Мистификация дю грабли
– Плюнь, говорю! – угрожающе взмахнул над летописцем кулаком игумен. – Пиши, да не заговаривайся! Про матерь нашу – церковь православную не забывай. С твоего пера на пергамент должны стекать её слёзы и муки… – тут игумен поднял вверх указательный палец. – Тогда убедительней будет. Какая у нас история корячится?
– Про благоверных Кирилла и Мефодия… – ответил летописец и ещё раз заглянул в написанное, чтобы не ошибиться.
– Кто, кто это? – удивился игумен и запустил пальцы в бороду.
– Ну, братья вроде, что буквицы нам новые придумали, очень схожие с греческими… – почесал свой худой кадык летописец и скосил глаза на пергамент.
– Да? А какими раньше писали? – с подозрением взглянул на писца игумен и оперся кулаком в свой бок.

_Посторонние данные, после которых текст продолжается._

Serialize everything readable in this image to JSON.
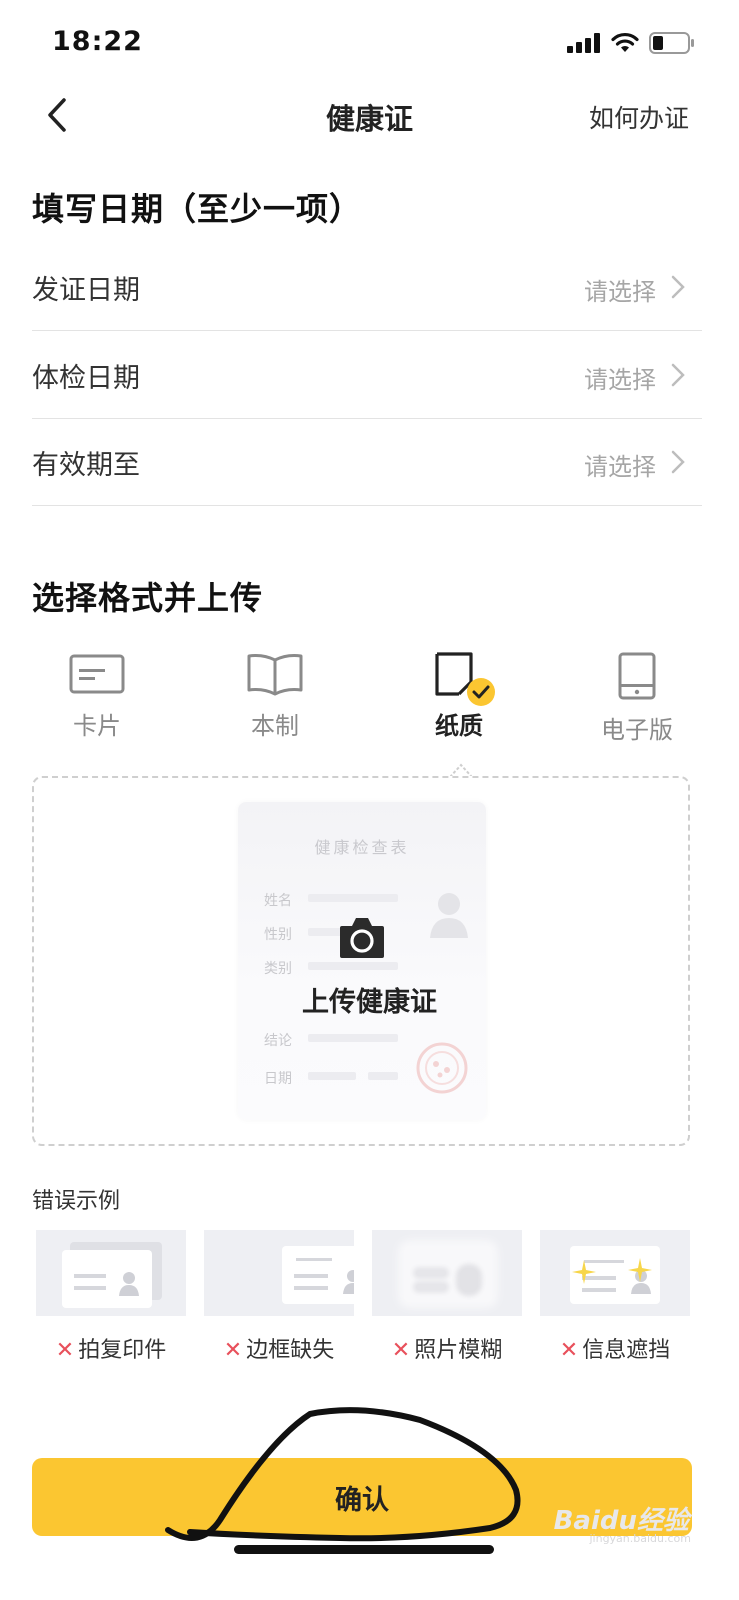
{
  "status": {
    "time": "18:22"
  },
  "nav": {
    "title": "健康证",
    "right_link": "如何办证"
  },
  "dates_section": {
    "title": "填写日期（至少一项）",
    "rows": [
      {
        "label": "发证日期",
        "value": "请选择"
      },
      {
        "label": "体检日期",
        "value": "请选择"
      },
      {
        "label": "有效期至",
        "value": "请选择"
      }
    ]
  },
  "format_section": {
    "title": "选择格式并上传",
    "tabs": [
      {
        "label": "卡片",
        "icon": "card-icon"
      },
      {
        "label": "本制",
        "icon": "book-icon"
      },
      {
        "label": "纸质",
        "icon": "paper-icon",
        "selected": true
      },
      {
        "label": "电子版",
        "icon": "tablet-icon"
      }
    ]
  },
  "upload": {
    "doc_title": "健康检查表",
    "fields": [
      "姓名",
      "性别",
      "类别",
      "结论",
      "日期"
    ],
    "label": "上传健康证",
    "icon": "camera-icon"
  },
  "examples": {
    "title": "错误示例",
    "items": [
      {
        "label": "拍复印件"
      },
      {
        "label": "边框缺失"
      },
      {
        "label": "照片模糊"
      },
      {
        "label": "信息遮挡"
      }
    ],
    "mark": "✕"
  },
  "confirm": {
    "label": "确认"
  },
  "watermark": {
    "brand": "Baidu经验",
    "url": "jingyan.baidu.com"
  },
  "colors": {
    "accent": "#fbc631",
    "error": "#e8505b",
    "muted": "#a6a6a6"
  }
}
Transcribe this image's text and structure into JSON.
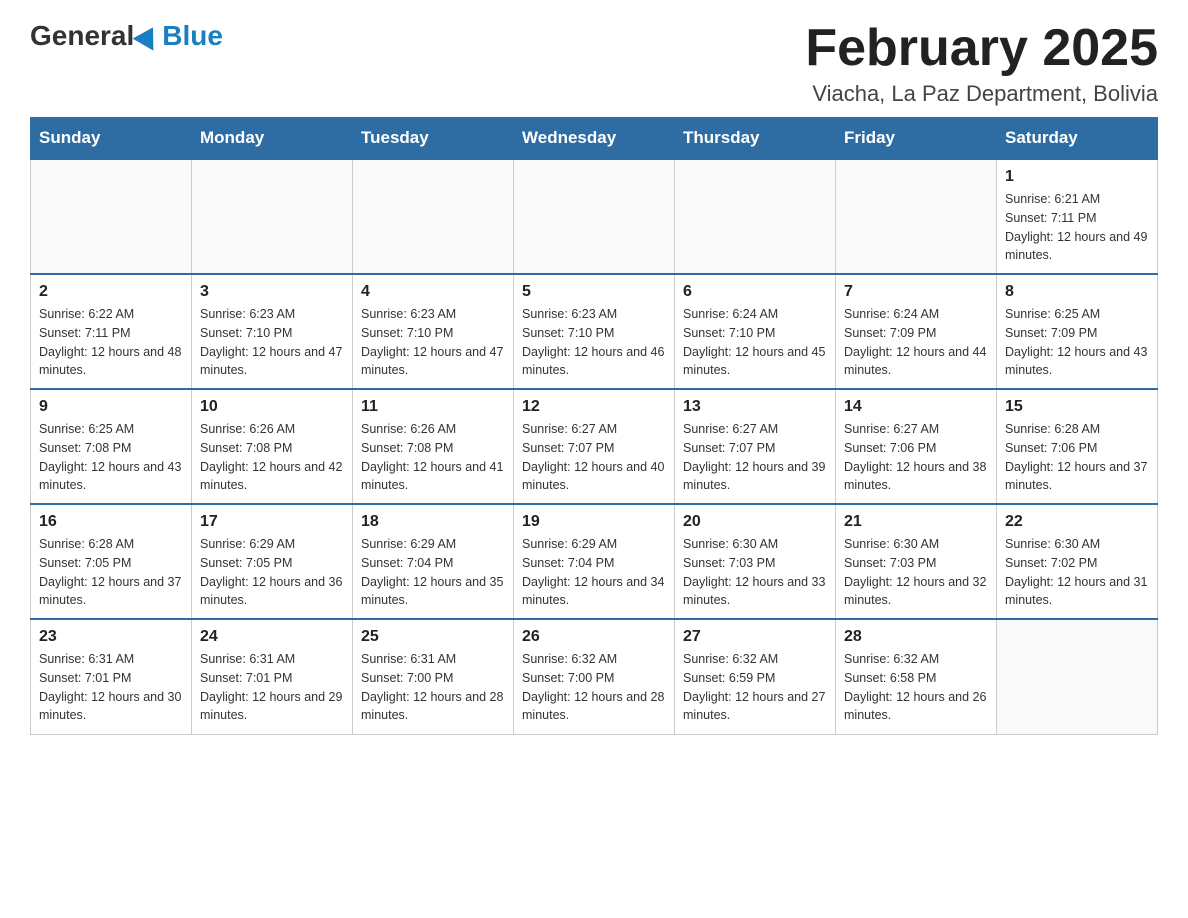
{
  "header": {
    "logo": {
      "general": "General",
      "blue": "Blue"
    },
    "title": "February 2025",
    "location": "Viacha, La Paz Department, Bolivia"
  },
  "days_of_week": [
    "Sunday",
    "Monday",
    "Tuesday",
    "Wednesday",
    "Thursday",
    "Friday",
    "Saturday"
  ],
  "weeks": [
    [
      {
        "day": "",
        "sunrise": "",
        "sunset": "",
        "daylight": ""
      },
      {
        "day": "",
        "sunrise": "",
        "sunset": "",
        "daylight": ""
      },
      {
        "day": "",
        "sunrise": "",
        "sunset": "",
        "daylight": ""
      },
      {
        "day": "",
        "sunrise": "",
        "sunset": "",
        "daylight": ""
      },
      {
        "day": "",
        "sunrise": "",
        "sunset": "",
        "daylight": ""
      },
      {
        "day": "",
        "sunrise": "",
        "sunset": "",
        "daylight": ""
      },
      {
        "day": "1",
        "sunrise": "Sunrise: 6:21 AM",
        "sunset": "Sunset: 7:11 PM",
        "daylight": "Daylight: 12 hours and 49 minutes."
      }
    ],
    [
      {
        "day": "2",
        "sunrise": "Sunrise: 6:22 AM",
        "sunset": "Sunset: 7:11 PM",
        "daylight": "Daylight: 12 hours and 48 minutes."
      },
      {
        "day": "3",
        "sunrise": "Sunrise: 6:23 AM",
        "sunset": "Sunset: 7:10 PM",
        "daylight": "Daylight: 12 hours and 47 minutes."
      },
      {
        "day": "4",
        "sunrise": "Sunrise: 6:23 AM",
        "sunset": "Sunset: 7:10 PM",
        "daylight": "Daylight: 12 hours and 47 minutes."
      },
      {
        "day": "5",
        "sunrise": "Sunrise: 6:23 AM",
        "sunset": "Sunset: 7:10 PM",
        "daylight": "Daylight: 12 hours and 46 minutes."
      },
      {
        "day": "6",
        "sunrise": "Sunrise: 6:24 AM",
        "sunset": "Sunset: 7:10 PM",
        "daylight": "Daylight: 12 hours and 45 minutes."
      },
      {
        "day": "7",
        "sunrise": "Sunrise: 6:24 AM",
        "sunset": "Sunset: 7:09 PM",
        "daylight": "Daylight: 12 hours and 44 minutes."
      },
      {
        "day": "8",
        "sunrise": "Sunrise: 6:25 AM",
        "sunset": "Sunset: 7:09 PM",
        "daylight": "Daylight: 12 hours and 43 minutes."
      }
    ],
    [
      {
        "day": "9",
        "sunrise": "Sunrise: 6:25 AM",
        "sunset": "Sunset: 7:08 PM",
        "daylight": "Daylight: 12 hours and 43 minutes."
      },
      {
        "day": "10",
        "sunrise": "Sunrise: 6:26 AM",
        "sunset": "Sunset: 7:08 PM",
        "daylight": "Daylight: 12 hours and 42 minutes."
      },
      {
        "day": "11",
        "sunrise": "Sunrise: 6:26 AM",
        "sunset": "Sunset: 7:08 PM",
        "daylight": "Daylight: 12 hours and 41 minutes."
      },
      {
        "day": "12",
        "sunrise": "Sunrise: 6:27 AM",
        "sunset": "Sunset: 7:07 PM",
        "daylight": "Daylight: 12 hours and 40 minutes."
      },
      {
        "day": "13",
        "sunrise": "Sunrise: 6:27 AM",
        "sunset": "Sunset: 7:07 PM",
        "daylight": "Daylight: 12 hours and 39 minutes."
      },
      {
        "day": "14",
        "sunrise": "Sunrise: 6:27 AM",
        "sunset": "Sunset: 7:06 PM",
        "daylight": "Daylight: 12 hours and 38 minutes."
      },
      {
        "day": "15",
        "sunrise": "Sunrise: 6:28 AM",
        "sunset": "Sunset: 7:06 PM",
        "daylight": "Daylight: 12 hours and 37 minutes."
      }
    ],
    [
      {
        "day": "16",
        "sunrise": "Sunrise: 6:28 AM",
        "sunset": "Sunset: 7:05 PM",
        "daylight": "Daylight: 12 hours and 37 minutes."
      },
      {
        "day": "17",
        "sunrise": "Sunrise: 6:29 AM",
        "sunset": "Sunset: 7:05 PM",
        "daylight": "Daylight: 12 hours and 36 minutes."
      },
      {
        "day": "18",
        "sunrise": "Sunrise: 6:29 AM",
        "sunset": "Sunset: 7:04 PM",
        "daylight": "Daylight: 12 hours and 35 minutes."
      },
      {
        "day": "19",
        "sunrise": "Sunrise: 6:29 AM",
        "sunset": "Sunset: 7:04 PM",
        "daylight": "Daylight: 12 hours and 34 minutes."
      },
      {
        "day": "20",
        "sunrise": "Sunrise: 6:30 AM",
        "sunset": "Sunset: 7:03 PM",
        "daylight": "Daylight: 12 hours and 33 minutes."
      },
      {
        "day": "21",
        "sunrise": "Sunrise: 6:30 AM",
        "sunset": "Sunset: 7:03 PM",
        "daylight": "Daylight: 12 hours and 32 minutes."
      },
      {
        "day": "22",
        "sunrise": "Sunrise: 6:30 AM",
        "sunset": "Sunset: 7:02 PM",
        "daylight": "Daylight: 12 hours and 31 minutes."
      }
    ],
    [
      {
        "day": "23",
        "sunrise": "Sunrise: 6:31 AM",
        "sunset": "Sunset: 7:01 PM",
        "daylight": "Daylight: 12 hours and 30 minutes."
      },
      {
        "day": "24",
        "sunrise": "Sunrise: 6:31 AM",
        "sunset": "Sunset: 7:01 PM",
        "daylight": "Daylight: 12 hours and 29 minutes."
      },
      {
        "day": "25",
        "sunrise": "Sunrise: 6:31 AM",
        "sunset": "Sunset: 7:00 PM",
        "daylight": "Daylight: 12 hours and 28 minutes."
      },
      {
        "day": "26",
        "sunrise": "Sunrise: 6:32 AM",
        "sunset": "Sunset: 7:00 PM",
        "daylight": "Daylight: 12 hours and 28 minutes."
      },
      {
        "day": "27",
        "sunrise": "Sunrise: 6:32 AM",
        "sunset": "Sunset: 6:59 PM",
        "daylight": "Daylight: 12 hours and 27 minutes."
      },
      {
        "day": "28",
        "sunrise": "Sunrise: 6:32 AM",
        "sunset": "Sunset: 6:58 PM",
        "daylight": "Daylight: 12 hours and 26 minutes."
      },
      {
        "day": "",
        "sunrise": "",
        "sunset": "",
        "daylight": ""
      }
    ]
  ]
}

– Похожими, глаголицей, а счас больно загогулистые… – взмахнул татарским калямом писец.
– Так пиши прежними, – благосклонно кивнул игумен и опять зевнул.
– Не можно… – вздохнул летописец и с грустью посмотрел на игумена.
– Это почему ещё? – удивился ответу игумен и положил руку на плечо летописца.
– Да‑а‑а… Так в прошлой неделе митрополит наказал писать новым письмом… – ответил писец тоном обиженного ребёнка.
– Ну, если так, то ладно… Уж, больно умен владыка. И богоугоден… – согласился игумен. – Нам бы хоть толику его ума…
– С календарем что делать? – обернулся к игумену писака. – Ох, и тягомотина грядет с ними.
– А что такое? – хмыкнул игумен, подтягивая кожаный пояс на брюхе и подобрав кнут с пола.
– Так по‑старому, по‑библейски, от сотворения мира считать или по‑юлиански? – замер на мгновение писец, увидев кнут в руке игумена, и осторожно продолжил: – Да ещё новый тута объявился – григорианский!
– А по какому архиерей счёт ведет? – нахмурился игумен.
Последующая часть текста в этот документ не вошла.